The Knowledge Hierarchy

For knowledge to spring forth from information, various (mental) models must be selected; a selection aligned to the overarching goals. It is here where I firmly believe we have lost our way as an engineering profession. If we can call them that, our models are too far removed from purpose, goal, and context. We have confused a data storage model of trace trees, metrics, log records, and events, as a model of understanding. In the context of Observability, an example of a goal in deriving wisdom would be to obtain intelligent near-real-time situation awareness over a large connected, complex, and continually changing landscape of distributed services. Here, understanding via a situation model must be compatible and conducive to cooperative work performed by both machines and humans. Ask any vendor to demonstrate a situation’s representation, and all you will get is a dashboard with various jagged lines automatically scrolling. Nowhere to be found are signals and states, essential components of a past, present, and unfolding situation.

There is never knowledge without a model acting as a lens and filter, an augmentation of our senses and reasoning, defining what it is that is of importance – the utility and relevance of information in context. There is never information without rules, shaped by knowledge, extracting, collecting, and categorizing data. Data and information are not surrogates for a model. Likewise, a model is not a Dashboard, one built lazily and naively on top of a lake of data and information. A dashboard and many metrics, traces, and logs that come with it are not what constitutes a situation. A situation is formed and shaped by changing signals and states of structures and processes within an environment of nested contexts (observation points of assessment) – past, present, and predicted.

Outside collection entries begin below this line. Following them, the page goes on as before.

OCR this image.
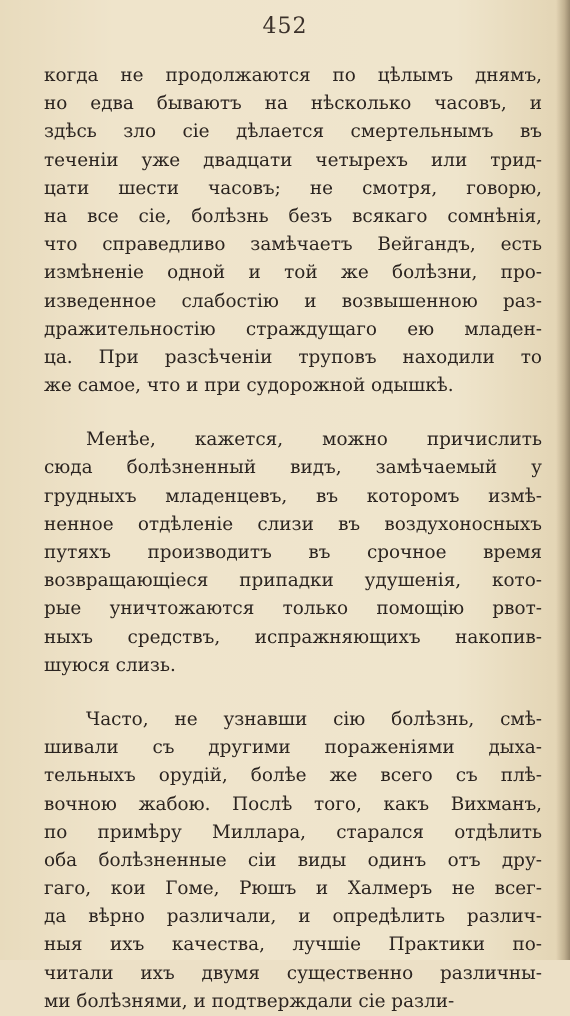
452
когда не продолжаются по цѣлымъ днямъ,
но едва бываютъ на нѣсколько часовъ, и
здѣсь зло сіе дѣлается смертельнымъ въ
теченіи уже двадцати четырехъ или трид-
цати шести часовъ; не смотря, говорю,
на все сіе, болѣзнь безъ всякаго сомнѣнія,
что справедливо замѣчаетъ Вейгандъ, есть
измѣненіе одной и той же болѣзни, про-
изведенное слабостію и возвышенною раз-
дражительностію страждущаго ею младен-
ца. При разсѣченіи труповъ находили то
же самое, что и при судорожной одышкѣ.
Менѣе, кажется, можно причислить
сюда болѣзненный видъ, замѣчаемый у
грудныхъ младенцевъ, въ которомъ измѣ-
ненное отдѣленіе слизи въ воздухоносныхъ
путяхъ производитъ въ срочное время
возвращающіеся припадки удушенія, кото-
рые уничтожаются только помощію рвот-
ныхъ средствъ, испражняющихъ накопив-
шуюся слизь.
Часто, не узнавши сію болѣзнь, смѣ-
шивали съ другими пораженіями дыха-
тельныхъ орудій, болѣе же всего съ плѣ-
вочною жабою. Послѣ того, какъ Вихманъ,
по примѣру Миллара, старался отдѣлить
оба болѣзненные сіи виды одинъ отъ дру-
гаго, кои Гоме, Рюшъ и Халмеръ не всег-
да вѣрно различали, и опредѣлить различ-
ныя ихъ качества, лучшіе Практики по-
читали ихъ двумя существенно различны-
ми болѣзнями, и подтверждали сіе разли-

Models are critical when it comes to grasping at understanding in a world of increasing complexity. A model is a compact and abstract representation of a system under observation and control that facilitates conceptualization and communication about its structure and, more importantly, dynamics. Modeling is a simplification process that helps focus attention on what is of significance for higher-level reasoning, problem-solving, and prediction. Suitable models (of representation in structure and form) are designed and developed through abstraction and the need to view a system from multiple perspectives without creating a communication disconnect for all involved. Coherence is an essential characteristic of a model, as is conciseness and context. Unfortunately, introducing a model is not always as easy as a task, as it might look on paper if the abstraction does not pay off in terms of significant simplification and a shift in focus to higher levels of value. For example, Instana, where I was recently a Complexity Scientist, had some troubles in convincing many of those coming from an OpenTelemetry background that their abstraction of a Call over Span served a useful purpose.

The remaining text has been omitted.